Anabaptists aren’t concerned with power or position
For me, another appealing thing about Anabaptism is the radical mutuality and humility of the church. We often have pastors, but we don’t necessarily see the “office” very highly. Everyone can do everything. When the reformers talked about the “priesthood of all believers,” Anabaptists actually applied it. We thought anyone could be a pastor and a leader, and often in our history, we drew straws to see who leads us. In Circle of Hope, we usually have called pastors from among our congregations, but as you can tell, I had no “formal training,” prior to being apprenticed by a team of pastors. This degree is just the cherry on top. We don’t need to prove ourselves to an outdated bureaucracy in order to serve. We disciple each other in community, not through procedure. And we don’t think we are more qualified just because we have a degree or a special title. No moral or intellectual superiority here. Good riddance!

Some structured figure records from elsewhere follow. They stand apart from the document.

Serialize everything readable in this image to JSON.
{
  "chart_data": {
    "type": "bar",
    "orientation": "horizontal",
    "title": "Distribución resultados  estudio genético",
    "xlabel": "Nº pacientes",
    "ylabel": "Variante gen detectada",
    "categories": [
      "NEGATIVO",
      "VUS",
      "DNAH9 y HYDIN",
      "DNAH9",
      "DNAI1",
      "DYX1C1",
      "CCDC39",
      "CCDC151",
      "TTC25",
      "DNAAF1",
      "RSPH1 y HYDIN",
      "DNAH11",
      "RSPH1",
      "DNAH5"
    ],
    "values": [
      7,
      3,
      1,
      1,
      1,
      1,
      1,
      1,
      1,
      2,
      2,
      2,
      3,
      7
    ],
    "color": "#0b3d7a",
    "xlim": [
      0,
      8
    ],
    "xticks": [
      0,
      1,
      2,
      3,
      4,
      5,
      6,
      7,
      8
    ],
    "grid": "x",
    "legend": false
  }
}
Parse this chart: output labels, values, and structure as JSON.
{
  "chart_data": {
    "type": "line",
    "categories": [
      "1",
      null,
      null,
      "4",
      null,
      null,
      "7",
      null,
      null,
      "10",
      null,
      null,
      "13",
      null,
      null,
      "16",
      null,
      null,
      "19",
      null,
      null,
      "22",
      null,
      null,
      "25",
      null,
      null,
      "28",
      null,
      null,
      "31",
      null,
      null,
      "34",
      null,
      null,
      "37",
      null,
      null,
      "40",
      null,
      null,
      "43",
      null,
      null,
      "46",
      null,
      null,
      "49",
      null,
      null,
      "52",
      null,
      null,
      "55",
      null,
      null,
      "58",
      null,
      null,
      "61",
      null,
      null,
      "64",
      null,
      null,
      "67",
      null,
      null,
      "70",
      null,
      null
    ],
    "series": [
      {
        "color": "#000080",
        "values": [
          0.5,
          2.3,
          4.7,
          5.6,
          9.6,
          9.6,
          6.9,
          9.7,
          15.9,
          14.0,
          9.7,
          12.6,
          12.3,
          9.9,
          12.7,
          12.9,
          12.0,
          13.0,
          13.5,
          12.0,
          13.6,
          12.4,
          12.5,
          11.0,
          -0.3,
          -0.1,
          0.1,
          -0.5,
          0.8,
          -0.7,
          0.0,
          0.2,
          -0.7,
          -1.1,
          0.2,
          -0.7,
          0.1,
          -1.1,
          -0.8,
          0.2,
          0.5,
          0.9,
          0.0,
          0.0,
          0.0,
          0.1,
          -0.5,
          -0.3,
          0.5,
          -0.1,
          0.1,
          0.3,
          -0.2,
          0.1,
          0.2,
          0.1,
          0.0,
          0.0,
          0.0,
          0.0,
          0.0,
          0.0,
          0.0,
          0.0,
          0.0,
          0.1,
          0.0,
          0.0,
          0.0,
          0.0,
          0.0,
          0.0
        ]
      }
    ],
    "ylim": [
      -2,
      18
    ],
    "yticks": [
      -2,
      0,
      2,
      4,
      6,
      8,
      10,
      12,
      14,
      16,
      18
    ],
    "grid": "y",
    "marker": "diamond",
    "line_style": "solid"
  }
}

We can do that because we don’t have doctrine that was developed in universities and cathedrals. It was developed on a farm, in community. That doesn’t mean it lacks substance, but it is simple enough for most people to understand. We take Jesus’ words seriously and literally, so we actually love our enemies; so we advocate for nonviolence and peaceful ends. That peace position also makes us relate to the state prophetically, but also at a distance. Many Anabaptists today don’t serve in public office or the military, and they don’t vote. Some do, like myself, but we do it with some trepidation and struggle because we know we are empowering a violent system.
We aren’t too concerned with worldly power, and I think this is noteworthy specifically because the world right now is in a major power struggle. Right now, the message to us is that the the path to equality is through creating new power structures (ones that compete with existing ones), but Anabaptists are more abouy leveling the ones that exist. Thus, Anabaptists need to learn to see power structures and not just resort to “quietism.”
The sacrament is the Body (that’s you)
Our adaptable, simple, and common church, as I mentioned above, does lack some of the priestly and liturgical drama of some mainline or high churches. And I know some folks miss that. So we, at Circle of Hope, use the church calendar to guide us through Advent, Epiphany, Lent, Easter, and Pentecost. We observe communion every Sunday during Lent, and quarterly at the Love Feast. Our expressions of baptism and the Lord’s Supper are symbolic, but that doesn’t mean we revere them less.
However, the “sacrament” is still with us. It is in the body. It is in the community. We literally think the Body of Christ is the church. That we are the ones through whom Christ’s grace and love is administered. Jesus is known through our community and our life together. More than anything, I know you’ll get to know Jesus best, because you participated and joined a community. That’s where the heart of the church is. Not trapped in a building, or in an office, or a position, or a power structure. The church is people: that’s Anabaptism. I’m glad seminary kept me one, and made be a better one at that.